Saturday, 25 April 2009

Fountains, lights and garbage

What is not much fun is that the pound is so low right now. On top of that, the local currency (manat) is suspiciosly high and stable.

My trip to Baku therefore, is turning out a lot more expensive than ever. I used to come here and feel rich. But the combination of the pound falling off its pedestal, coped with manat staying high is deadly. I even did something today that I had not done in this country for about 15 years- took a bus.

I got inside the crowded vehicle, and stood there, balancing bravely, as the vehicle bounced its way through uneven roads. An older Azeri lady sitting on the seat just below, asked me in Russian if I would like her to hold my handbag for me. And I thought- that is just so Baku. It is something I could never imagine anyone ask me back in London. I would love to try it on the tube one day, just to see the reaction. But here, it was a genuine gesture- an offer of help.

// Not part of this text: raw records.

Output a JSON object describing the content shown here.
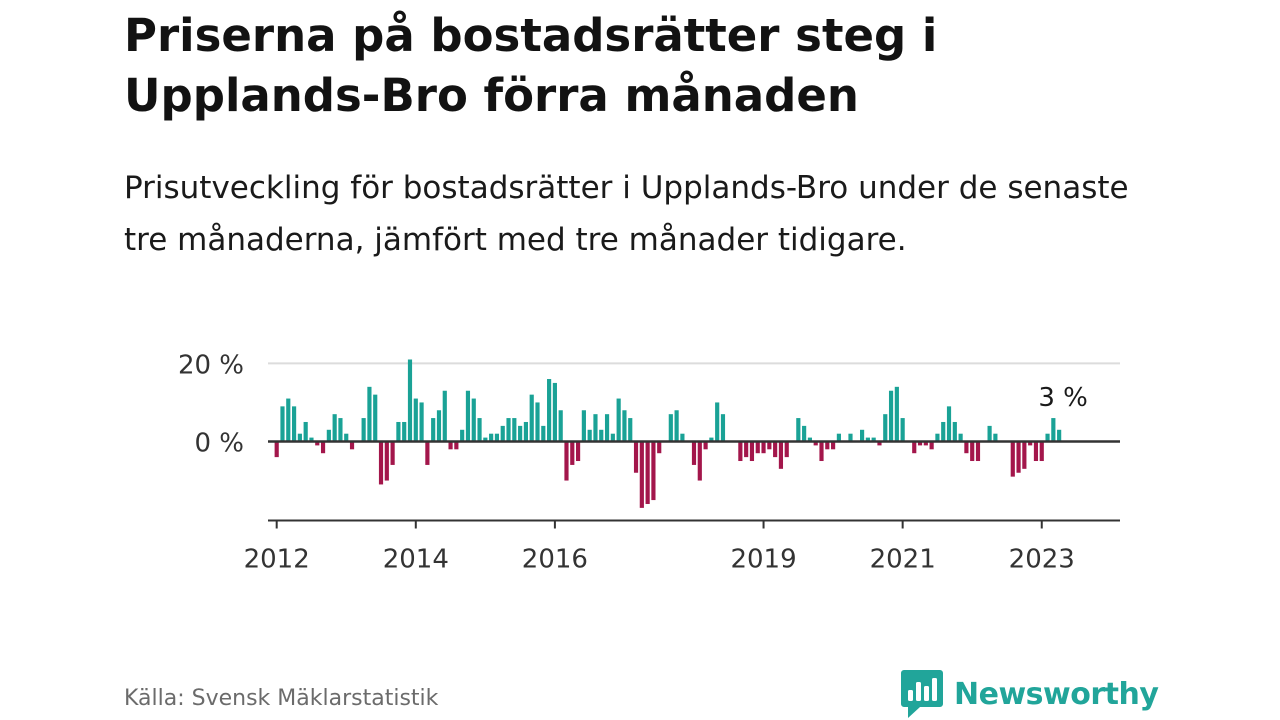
{
  "title": "Priserna på bostadsrätter steg i Upplands-Bro förra månaden",
  "subtitle": "Prisutveckling för bostadsrätter i Upplands-Bro under de senaste tre månaderna, jämfört med tre månader tidigare.",
  "source": "Källa: Svensk Mäklarstatistik",
  "brand": "Newsworthy",
  "colors": {
    "positive": "#1aa296",
    "negative": "#a3164b",
    "brand": "#21a59a",
    "axis": "#333333",
    "grid": "#dcdcdc"
  },
  "chart_data": {
    "type": "bar",
    "unit": "%",
    "start": "2012-01",
    "xlim": [
      "2011-12",
      "2024-03"
    ],
    "ylim": [
      -19,
      21
    ],
    "y_ticks": [
      {
        "value": 20,
        "label": "20 %"
      },
      {
        "value": 0,
        "label": "0 %"
      }
    ],
    "x_ticks": [
      {
        "date": "2012-01",
        "label": "2012"
      },
      {
        "date": "2014-01",
        "label": "2014"
      },
      {
        "date": "2016-01",
        "label": "2016"
      },
      {
        "date": "2019-01",
        "label": "2019"
      },
      {
        "date": "2021-01",
        "label": "2021"
      },
      {
        "date": "2023-01",
        "label": "2023"
      }
    ],
    "annotation": {
      "text": "3 %",
      "date": "2023-04",
      "value": 3
    },
    "values": [
      -4,
      9,
      11,
      9,
      2,
      5,
      1,
      -1,
      -3,
      3,
      7,
      6,
      2,
      -2,
      0,
      6,
      14,
      12,
      -11,
      -10,
      -6,
      5,
      5,
      21,
      11,
      10,
      -6,
      6,
      8,
      13,
      -2,
      -2,
      3,
      13,
      11,
      6,
      1,
      2,
      2,
      4,
      6,
      6,
      4,
      5,
      12,
      10,
      4,
      16,
      15,
      8,
      -10,
      -6,
      -5,
      8,
      3,
      7,
      3,
      7,
      2,
      11,
      8,
      6,
      -8,
      -17,
      -16,
      -15,
      -3,
      0,
      7,
      8,
      2,
      0,
      -6,
      -10,
      -2,
      1,
      10,
      7,
      0,
      0,
      -5,
      -4,
      -5,
      -3,
      -3,
      -2,
      -4,
      -7,
      -4,
      0,
      6,
      4,
      1,
      -1,
      -5,
      -2,
      -2,
      2,
      0,
      2,
      0,
      3,
      1,
      1,
      -1,
      7,
      13,
      14,
      6,
      0,
      -3,
      -1,
      -1,
      -2,
      2,
      5,
      9,
      5,
      2,
      -3,
      -5,
      -5,
      0,
      4,
      2,
      0,
      0,
      -9,
      -8,
      -7,
      -1,
      -5,
      -5,
      2,
      6,
      3
    ]
  }
}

It is impossible for me to be here again, after 2 years, and not talk about all the changes. But it also is impossible to describe in one posting, everything that is going through my head as I look around. I guess, I could summarize it in one word- contrast.
The contrast is overwhelming, and is everywhere. Between the rich and the poor. Between the polished up front streets with their lit up and cleaned up buildings, and the back yards- filthy with garbage, flying plastic bags, and holes in roads. Millions of pounds worth of cars- a selection more impressive than anywhere I have seen before, and the old-fashioned buses, packed with the poor.

The locals complain that the construction dust penetrates their lungs. They complain about the works all over the city, new buildings, the polishing of the old ones, and everything else. But I have to admit, I personally kind of like the new look. It looks beautiful. Parks with fountains that light up at nights, new (and expensive looking) benches everywhere...But of course, there is a sad element to it all. I miss the old Baku I knew as a child. And as all the buildings and streets get a face lift, I miss the history and the character of the old stones. But I am just getting too sentimental.

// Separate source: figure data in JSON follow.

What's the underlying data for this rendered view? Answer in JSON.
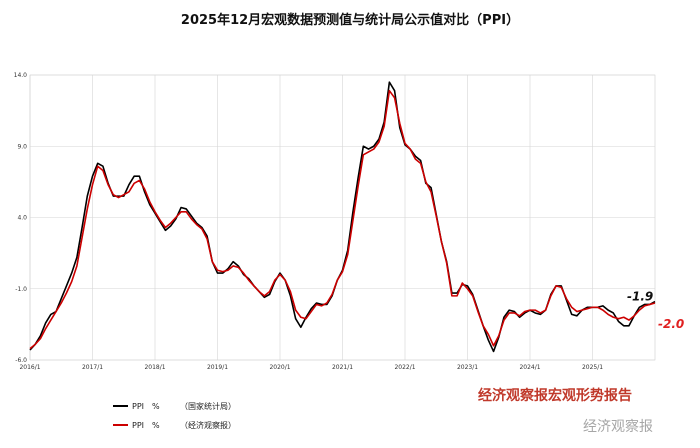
{
  "title": "2025年12月宏观数据预测值与统计局公示值对比（PPI）",
  "chart_data": {
    "type": "line",
    "title": "2025年12月宏观数据预测值与统计局公示值对比（PPI）",
    "ylim": [
      -6.0,
      14.0
    ],
    "yticks": [
      "-6.0",
      "-1.0",
      "4.0",
      "9.0",
      "14.0"
    ],
    "ytick_values": [
      -6,
      -1,
      4,
      9,
      14
    ],
    "xtick_labels": [
      "2016/1",
      "2017/1",
      "2018/1",
      "2019/1",
      "2020/1",
      "2021/1",
      "2022/1",
      "2023/1",
      "2024/1",
      "2025/1"
    ],
    "x_start": "2016/1",
    "x_end": "2025/12",
    "grid": true,
    "series": [
      {
        "name": "PPI　%　　（国家统计局）",
        "color": "#000000",
        "values": [
          -5.3,
          -4.9,
          -4.3,
          -3.4,
          -2.8,
          -2.6,
          -1.7,
          -0.8,
          0.1,
          1.2,
          3.3,
          5.5,
          6.9,
          7.8,
          7.6,
          6.4,
          5.5,
          5.5,
          5.5,
          6.3,
          6.9,
          6.9,
          5.8,
          4.9,
          4.3,
          3.7,
          3.1,
          3.4,
          3.9,
          4.7,
          4.6,
          4.1,
          3.6,
          3.3,
          2.7,
          0.9,
          0.1,
          0.1,
          0.4,
          0.9,
          0.6,
          0.0,
          -0.3,
          -0.8,
          -1.2,
          -1.6,
          -1.4,
          -0.5,
          0.1,
          -0.4,
          -1.5,
          -3.1,
          -3.7,
          -3.0,
          -2.4,
          -2.0,
          -2.1,
          -2.1,
          -1.5,
          -0.4,
          0.3,
          1.7,
          4.4,
          6.8,
          9.0,
          8.8,
          9.0,
          9.5,
          10.7,
          13.5,
          12.9,
          10.3,
          9.1,
          8.8,
          8.3,
          8.0,
          6.4,
          6.1,
          4.2,
          2.3,
          0.9,
          -1.3,
          -1.3,
          -0.7,
          -0.8,
          -1.4,
          -2.5,
          -3.6,
          -4.6,
          -5.4,
          -4.4,
          -3.0,
          -2.5,
          -2.6,
          -3.0,
          -2.7,
          -2.5,
          -2.7,
          -2.8,
          -2.5,
          -1.4,
          -0.8,
          -0.8,
          -1.8,
          -2.8,
          -2.9,
          -2.5,
          -2.3,
          -2.3,
          -2.3,
          -2.2,
          -2.5,
          -2.7,
          -3.3,
          -3.6,
          -3.6,
          -2.9,
          -2.3,
          -2.1,
          -2.1,
          -1.9
        ]
      },
      {
        "name": "PPI　%　　（经济观察报）",
        "color": "#cc0000",
        "values": [
          -5.2,
          -4.9,
          -4.5,
          -3.8,
          -3.2,
          -2.6,
          -2.0,
          -1.3,
          -0.5,
          0.6,
          2.6,
          4.6,
          6.3,
          7.6,
          7.3,
          6.3,
          5.6,
          5.4,
          5.6,
          5.8,
          6.4,
          6.6,
          6.0,
          5.1,
          4.4,
          3.8,
          3.3,
          3.6,
          4.0,
          4.4,
          4.4,
          3.9,
          3.5,
          3.2,
          2.5,
          0.9,
          0.3,
          0.2,
          0.3,
          0.6,
          0.5,
          0.1,
          -0.4,
          -0.8,
          -1.2,
          -1.5,
          -1.2,
          -0.4,
          0.0,
          -0.4,
          -1.2,
          -2.5,
          -3.0,
          -3.1,
          -2.6,
          -2.1,
          -2.2,
          -2.0,
          -1.4,
          -0.4,
          0.2,
          1.4,
          3.8,
          6.2,
          8.4,
          8.6,
          8.8,
          9.3,
          10.4,
          12.9,
          12.4,
          10.6,
          9.2,
          8.8,
          8.1,
          7.8,
          6.5,
          5.8,
          4.1,
          2.3,
          0.8,
          -1.5,
          -1.5,
          -0.6,
          -1.0,
          -1.5,
          -2.6,
          -3.6,
          -4.2,
          -5.0,
          -4.3,
          -3.2,
          -2.7,
          -2.7,
          -2.9,
          -2.6,
          -2.5,
          -2.5,
          -2.7,
          -2.5,
          -1.5,
          -0.8,
          -0.9,
          -1.7,
          -2.3,
          -2.6,
          -2.5,
          -2.4,
          -2.3,
          -2.3,
          -2.5,
          -2.8,
          -3.0,
          -3.1,
          -3.0,
          -3.2,
          -2.9,
          -2.5,
          -2.2,
          -2.1,
          -2.0
        ]
      }
    ],
    "annotations": [
      {
        "text": "-1.9",
        "series": 0
      },
      {
        "text": "-2.0",
        "series": 1
      }
    ]
  },
  "legend": [
    {
      "label": "PPI　%",
      "source": "（国家统计局）",
      "color": "#000000"
    },
    {
      "label": "PPI　%",
      "source": "（经济观察报）",
      "color": "#cc0000"
    }
  ],
  "watermark": {
    "left": "经济观察报宏观形势报告",
    "right": "经济观察报"
  }
}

And yet, there are things that remained the same. The massage I had today was still as brutal as I remember them being. And the chushkas still blow their noses in their fingers and flick the result off on pavements. There still is no notion of the personal space or queuing in shops.
And there are still nice ladies who will offer to hold my bag. And the youngsters will always get up so my child could take their seat on a bus. New facade. Old Baku. It is fun to be back.